Treatment should follow local antibiotic guidelines. The advice below is based upon BTS Guideline for the management of CAP in adults (2009) and NICE CG 191: Pneumonia in adults: diagnosis and management (2014).


Low severity:

  • Oral therapy with a broad spectrum beta-lactam (e.g. amoxicillin).
  • A tetracycline or macrolide may be used in those with a penicillin allergy (doxycycline or clarithromycin).
  • Alternative: Levofloxacin 500mg PO OD
  • A typical antibiotic course would be 5-7 days.

Intermediate severity:

  • Most can be treated adequately with oral therapy.
  • Dual therapy with a beta-lactam (e.g. amoxicillin) and a macrolide (e.g. clarithromycin).
  • Doxycycline may be used as an alternative in those with a penicillin allergy.
  • A typical antibiotic course would be 7-10 days.

High severity:

  • IV beta-lactamase stable beta-lactam (e.g co-amoxiclav) and a macrolide (e.g. clarithromycin).
  • An antibiotic course of 7-10 days may be extended to 14 or 21 days depending on clinical circumstance.
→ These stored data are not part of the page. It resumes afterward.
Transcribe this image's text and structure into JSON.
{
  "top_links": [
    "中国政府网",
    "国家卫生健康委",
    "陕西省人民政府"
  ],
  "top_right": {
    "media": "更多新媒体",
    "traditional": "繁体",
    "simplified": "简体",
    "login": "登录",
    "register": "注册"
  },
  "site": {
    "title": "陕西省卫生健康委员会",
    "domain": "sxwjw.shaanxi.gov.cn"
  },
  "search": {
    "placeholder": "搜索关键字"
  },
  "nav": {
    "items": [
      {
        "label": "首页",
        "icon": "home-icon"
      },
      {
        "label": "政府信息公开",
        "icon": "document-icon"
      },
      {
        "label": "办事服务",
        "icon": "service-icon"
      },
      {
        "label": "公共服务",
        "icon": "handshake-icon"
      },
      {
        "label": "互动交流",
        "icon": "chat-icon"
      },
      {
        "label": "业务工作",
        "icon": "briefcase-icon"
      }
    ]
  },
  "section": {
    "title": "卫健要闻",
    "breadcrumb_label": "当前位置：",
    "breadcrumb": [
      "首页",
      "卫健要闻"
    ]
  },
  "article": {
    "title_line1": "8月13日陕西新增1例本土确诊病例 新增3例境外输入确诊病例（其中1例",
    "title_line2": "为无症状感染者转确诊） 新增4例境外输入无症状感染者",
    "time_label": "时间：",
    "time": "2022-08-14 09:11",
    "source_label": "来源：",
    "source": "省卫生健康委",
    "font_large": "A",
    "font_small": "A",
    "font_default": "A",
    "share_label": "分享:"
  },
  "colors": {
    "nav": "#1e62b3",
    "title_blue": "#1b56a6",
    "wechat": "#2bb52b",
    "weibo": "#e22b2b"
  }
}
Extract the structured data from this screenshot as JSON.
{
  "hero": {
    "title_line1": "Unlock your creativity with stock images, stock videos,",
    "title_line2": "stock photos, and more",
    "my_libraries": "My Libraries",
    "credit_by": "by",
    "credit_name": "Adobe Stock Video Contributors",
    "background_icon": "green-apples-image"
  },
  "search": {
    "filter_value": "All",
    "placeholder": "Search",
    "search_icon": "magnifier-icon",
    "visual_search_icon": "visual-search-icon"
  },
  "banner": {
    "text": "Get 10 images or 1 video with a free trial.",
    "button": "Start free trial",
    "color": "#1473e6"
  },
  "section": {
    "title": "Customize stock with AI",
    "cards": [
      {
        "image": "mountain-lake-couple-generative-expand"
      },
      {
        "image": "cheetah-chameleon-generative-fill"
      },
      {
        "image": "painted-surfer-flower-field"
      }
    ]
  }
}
  • Should follow local guidelines based upon local microbial knowledge.
  • Co-amoxiclav 625mg TDS may be used in mild infections.
  • Tazocin (piperacillin/tazobactam) 4.5g IV TDS may be used in severe infections.

Follow-up CXR

Research indicates that 11% of smokers over the age of 50 who have pneumonia have lung cancer. This may be incidental or causative, tumours may block parts of the bronchial tree increasing the risk of infective events.

A CXR at 6-8 weeks post-event should be used to screen for underlying lung cancers in this age group.